I mention  Asmaa Mahfouz, the woman who helped ignite Egypt’s uprising with powerful video blogs and by handing out thousands of fliers in the Cairene slums. He wasn’t familiar with her story but he does take Egypt’s revolution as inspiration.

Occupy Allentown is very much defined by the local. According to Davina DeLor, a 39-year-old freelance artist who is painting slogans on her tent when we encounter her, residents initially assumed the occupation was in protest of a planned hockey arena, which she says “they are using our tax money for.”

It’s one of those familiar enterprises of our time: socialism for the well-to-do. Allentown is using eminent domain to  buy up businesses next to the encampment – including a Wells Fargo branch – that will be demolished to build an 8,500-seat arena for the Phantoms, a minor league hockey team.

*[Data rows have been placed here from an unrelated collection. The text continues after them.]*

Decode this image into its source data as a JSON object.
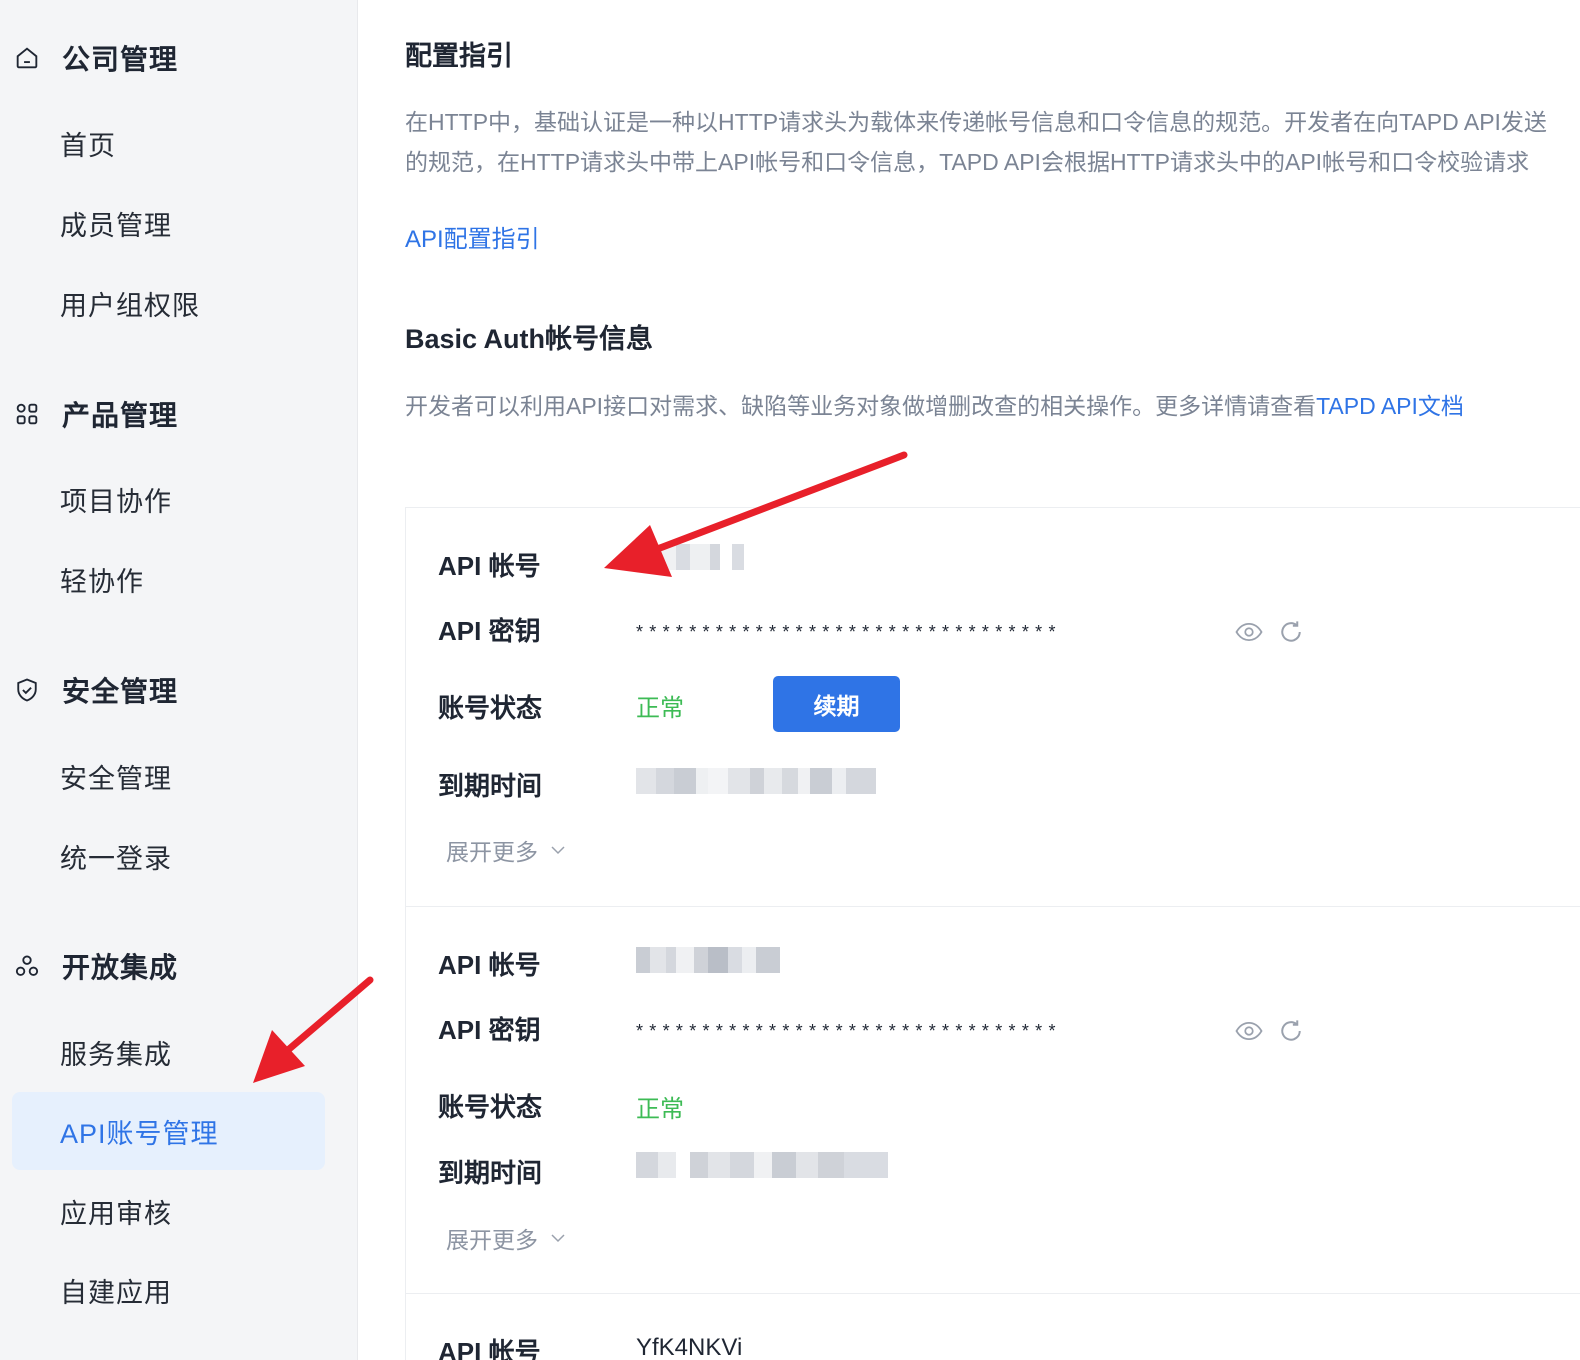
{
  "sidebar": {
    "groups": [
      {
        "label": "公司管理",
        "icon": "home-icon",
        "items": [
          {
            "label": "首页"
          },
          {
            "label": "成员管理"
          },
          {
            "label": "用户组权限"
          }
        ]
      },
      {
        "label": "产品管理",
        "icon": "grid-icon",
        "items": [
          {
            "label": "项目协作"
          },
          {
            "label": "轻协作"
          }
        ]
      },
      {
        "label": "安全管理",
        "icon": "shield-check-icon",
        "items": [
          {
            "label": "安全管理"
          },
          {
            "label": "统一登录"
          }
        ]
      },
      {
        "label": "开放集成",
        "icon": "connection-icon",
        "items": [
          {
            "label": "服务集成"
          },
          {
            "label": "API账号管理"
          },
          {
            "label": "应用审核"
          },
          {
            "label": "自建应用"
          }
        ]
      }
    ],
    "active_item": "API账号管理"
  },
  "main": {
    "guide_title": "配置指引",
    "guide_para_line1": "在HTTP中，基础认证是一种以HTTP请求头为载体来传递帐号信息和口令信息的规范。开发者在向TAPD API发送",
    "guide_para_line2": "的规范，在HTTP请求头中带上API帐号和口令信息，TAPD API会根据HTTP请求头中的API帐号和口令校验请求",
    "guide_link": "API配置指引",
    "auth_title": "Basic Auth帐号信息",
    "auth_desc": "开发者可以利用API接口对需求、缺陷等业务对象做增删改查的相关操作。更多详情请查看",
    "auth_desc_link": "TAPD API文档"
  },
  "labels": {
    "account": "API 帐号",
    "secret": "API 密钥",
    "status": "账号状态",
    "expire": "到期时间",
    "expand_more": "展开更多",
    "renew": "续期"
  },
  "accounts": [
    {
      "status": "正常",
      "secret": "********************************",
      "account_value": "",
      "expire_value": ""
    },
    {
      "status": "正常",
      "secret": "********************************",
      "account_value": "",
      "expire_value": ""
    },
    {
      "account_value": "YfK4NKVi"
    }
  ],
  "colors": {
    "accent": "#2f74e6",
    "status_ok": "#3dbb55",
    "annotation_arrow": "#e8202a"
  }
}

The city has  authorized borrowing up to $175 million to pay for the multi-use facility, while the Phantoms’ team owners are willing to throw in  perhaps 10 percent of the cost.

While anger is widespread over what is seen as shady political dealings for a taxpayer-funded stadium that will displace dozens of local businesses, many residents are more consumed just trying to survive the grinding economic crisis. Allentown’s official  poverty level in 2009 was 24 percent, twice the state average.

In a departure from big-city occupations like the one in New York City, beat cops are openly supportive, says Santo. “They drive by, they wave, they honk. They give us handshakes and hugs … because they realize they are part of the 99 percent.” Local clergy are encouraging their congregations to donate goods and “[supply] us with warm bodies, which we definitely need,” says Santo.